Few people in British political life today openly favour a United States of Europe. But those most hostile to federalism point to the EMU provisions and paint the treaty as, in Lord Tebbit's phrase, a time-bomb, placed under Britain's sovereignty. Those who favour closer co-operation with our EC partners claim Maastricht as a victory for the British vision of a European community in which interference from Brussels will be reduced to the minimum necessary to police the single market. They point to the subsidiarity principle, incorporated into the treaty and already being acted upon.

So it was in yesterday's passionate debate in Brighton. Despite Sir Norman Fowler's plea for unity and Douglas Hurd's warning that Europe could break the party, the cleft yawned wide and publicly. Each side used the treaty to support its own wildly divergent views of what Britain's relationships should be with the other 11 member states. Each side cited Britain's national interests. Those hostile to the treaty knew better than the Government where those interests lay, better even than the Prime Minister, who did so much in April to bring the party back to power against the odds. In fact, they produced no arguments that appeared to relate to the real world of hard trade negotiations, or the need of businessmen for a largely stable currency - in which Britain's relative weight, alone, is slight. Only in a couple of speeches defending ratification of the treaty - and, naturally, in the Foreign Secretary's response - did that world obtrude.

Mr Hurd said he would give it to the party hard and straight; and so, by his normally laid-back standards, he did - though not before pointing out diplomatically that there was more common ground between the two sides of the debate than people supposed. With eloquence and something approaching passion, he praised all those aspects of the treaty that did indeed represent a victory for Britain's negotiators and the British view of the EC's evolution. Tellingly, he asked how a prime minister who had signed a treaty acclaimed at home as such a success could explain to his co-signatories that his government was now going to tear it up.

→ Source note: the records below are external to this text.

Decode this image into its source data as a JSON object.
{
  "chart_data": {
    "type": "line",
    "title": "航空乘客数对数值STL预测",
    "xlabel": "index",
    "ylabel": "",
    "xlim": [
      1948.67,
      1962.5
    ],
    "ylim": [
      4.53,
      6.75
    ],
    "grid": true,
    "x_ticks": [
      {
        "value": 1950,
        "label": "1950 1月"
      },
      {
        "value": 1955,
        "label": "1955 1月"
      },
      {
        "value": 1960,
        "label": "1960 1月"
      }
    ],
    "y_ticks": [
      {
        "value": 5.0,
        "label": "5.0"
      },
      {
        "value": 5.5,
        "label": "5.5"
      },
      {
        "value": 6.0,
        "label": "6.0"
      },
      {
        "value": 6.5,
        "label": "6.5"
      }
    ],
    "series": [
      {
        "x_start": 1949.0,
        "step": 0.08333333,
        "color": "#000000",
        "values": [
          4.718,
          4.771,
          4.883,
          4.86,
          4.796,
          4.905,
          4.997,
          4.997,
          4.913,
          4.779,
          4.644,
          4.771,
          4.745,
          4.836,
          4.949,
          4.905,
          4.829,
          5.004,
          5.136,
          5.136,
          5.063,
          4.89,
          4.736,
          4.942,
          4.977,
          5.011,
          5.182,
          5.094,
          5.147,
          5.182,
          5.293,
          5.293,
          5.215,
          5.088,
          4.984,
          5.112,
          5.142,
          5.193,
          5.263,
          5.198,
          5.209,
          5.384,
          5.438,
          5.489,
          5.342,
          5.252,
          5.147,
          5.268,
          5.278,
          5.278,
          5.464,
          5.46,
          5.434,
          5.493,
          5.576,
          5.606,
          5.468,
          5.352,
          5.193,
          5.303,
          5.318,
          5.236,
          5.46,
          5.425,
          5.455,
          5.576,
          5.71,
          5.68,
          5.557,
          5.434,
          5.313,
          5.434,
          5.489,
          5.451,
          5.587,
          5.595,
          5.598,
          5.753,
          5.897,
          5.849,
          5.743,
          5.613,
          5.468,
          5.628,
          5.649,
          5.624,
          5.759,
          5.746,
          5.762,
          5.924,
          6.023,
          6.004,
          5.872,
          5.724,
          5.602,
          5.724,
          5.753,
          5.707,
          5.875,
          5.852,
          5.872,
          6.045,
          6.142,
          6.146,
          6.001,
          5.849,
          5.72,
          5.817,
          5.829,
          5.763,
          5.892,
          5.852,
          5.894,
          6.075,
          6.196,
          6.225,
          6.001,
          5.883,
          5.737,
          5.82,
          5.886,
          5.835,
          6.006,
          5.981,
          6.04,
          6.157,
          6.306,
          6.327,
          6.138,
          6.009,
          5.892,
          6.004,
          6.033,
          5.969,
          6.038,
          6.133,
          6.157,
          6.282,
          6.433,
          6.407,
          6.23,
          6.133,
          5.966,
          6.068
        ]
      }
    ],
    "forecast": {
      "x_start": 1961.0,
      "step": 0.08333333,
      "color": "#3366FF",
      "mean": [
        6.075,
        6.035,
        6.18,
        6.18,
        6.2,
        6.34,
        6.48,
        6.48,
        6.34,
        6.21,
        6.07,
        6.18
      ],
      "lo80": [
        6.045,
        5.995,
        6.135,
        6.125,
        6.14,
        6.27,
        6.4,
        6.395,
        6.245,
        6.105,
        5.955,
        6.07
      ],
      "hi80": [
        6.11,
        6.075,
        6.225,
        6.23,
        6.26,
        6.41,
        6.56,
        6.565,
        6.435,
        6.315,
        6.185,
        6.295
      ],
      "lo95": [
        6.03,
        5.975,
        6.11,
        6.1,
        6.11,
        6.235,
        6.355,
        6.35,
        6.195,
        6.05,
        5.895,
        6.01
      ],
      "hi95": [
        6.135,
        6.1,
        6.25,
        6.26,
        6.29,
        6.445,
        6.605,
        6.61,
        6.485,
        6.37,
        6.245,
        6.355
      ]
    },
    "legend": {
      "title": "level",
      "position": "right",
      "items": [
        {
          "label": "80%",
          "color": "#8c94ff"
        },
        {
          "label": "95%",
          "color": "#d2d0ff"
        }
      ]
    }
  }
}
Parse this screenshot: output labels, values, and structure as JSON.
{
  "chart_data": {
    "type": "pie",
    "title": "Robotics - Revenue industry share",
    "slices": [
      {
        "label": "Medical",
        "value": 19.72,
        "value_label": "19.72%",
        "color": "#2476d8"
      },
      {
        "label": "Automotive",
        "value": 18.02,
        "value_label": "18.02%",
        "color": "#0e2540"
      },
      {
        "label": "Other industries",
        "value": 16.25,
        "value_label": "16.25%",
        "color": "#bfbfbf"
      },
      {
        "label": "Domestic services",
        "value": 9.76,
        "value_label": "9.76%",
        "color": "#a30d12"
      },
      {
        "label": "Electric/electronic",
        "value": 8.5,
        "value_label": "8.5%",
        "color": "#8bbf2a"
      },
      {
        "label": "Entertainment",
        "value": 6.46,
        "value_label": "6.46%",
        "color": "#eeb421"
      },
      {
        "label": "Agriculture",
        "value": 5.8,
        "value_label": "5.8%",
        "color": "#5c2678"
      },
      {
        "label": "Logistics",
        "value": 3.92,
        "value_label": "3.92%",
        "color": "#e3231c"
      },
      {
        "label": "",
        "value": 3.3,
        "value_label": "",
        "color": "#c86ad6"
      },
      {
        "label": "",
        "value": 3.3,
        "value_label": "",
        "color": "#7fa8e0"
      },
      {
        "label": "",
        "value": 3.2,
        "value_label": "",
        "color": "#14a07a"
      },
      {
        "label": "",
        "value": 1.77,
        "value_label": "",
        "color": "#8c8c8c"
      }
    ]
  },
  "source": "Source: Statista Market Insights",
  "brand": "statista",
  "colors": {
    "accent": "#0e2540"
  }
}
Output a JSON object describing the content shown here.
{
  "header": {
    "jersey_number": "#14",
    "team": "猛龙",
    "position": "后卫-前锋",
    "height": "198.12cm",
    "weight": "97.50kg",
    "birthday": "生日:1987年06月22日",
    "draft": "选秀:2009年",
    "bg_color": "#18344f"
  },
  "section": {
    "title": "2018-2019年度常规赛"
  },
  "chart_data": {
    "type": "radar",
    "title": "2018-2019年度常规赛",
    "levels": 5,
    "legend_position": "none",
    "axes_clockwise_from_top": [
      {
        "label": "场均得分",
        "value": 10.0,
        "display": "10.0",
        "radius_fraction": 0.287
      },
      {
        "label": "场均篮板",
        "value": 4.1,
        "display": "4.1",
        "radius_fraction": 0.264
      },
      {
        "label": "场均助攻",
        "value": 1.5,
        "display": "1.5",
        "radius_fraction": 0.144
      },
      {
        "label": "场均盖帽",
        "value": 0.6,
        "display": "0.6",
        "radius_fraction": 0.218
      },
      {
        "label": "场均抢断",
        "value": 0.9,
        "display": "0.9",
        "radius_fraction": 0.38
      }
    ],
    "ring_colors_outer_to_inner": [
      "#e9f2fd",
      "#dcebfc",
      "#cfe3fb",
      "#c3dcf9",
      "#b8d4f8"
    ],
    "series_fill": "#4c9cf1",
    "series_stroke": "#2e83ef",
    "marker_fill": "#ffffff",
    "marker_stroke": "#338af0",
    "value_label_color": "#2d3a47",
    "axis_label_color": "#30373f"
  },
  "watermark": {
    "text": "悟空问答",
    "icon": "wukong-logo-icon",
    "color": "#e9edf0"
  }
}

Inevitably, such a vision raised cheers from those who had hailed Lord Tebbit's menacing echoes of Brutus. But they seemed to be living in a world compounded of nostalgia for the days when Britain could go it alone, and ignorance of the larger world outside Westminster, local government and party associations. Mr Hurd could profitably have laid greater emphasis on their lack of alternatives, and on the dangers of resurgent nationalism and power politics. That task now passes to John Major. He must fulfil it ruthlessly and with passion.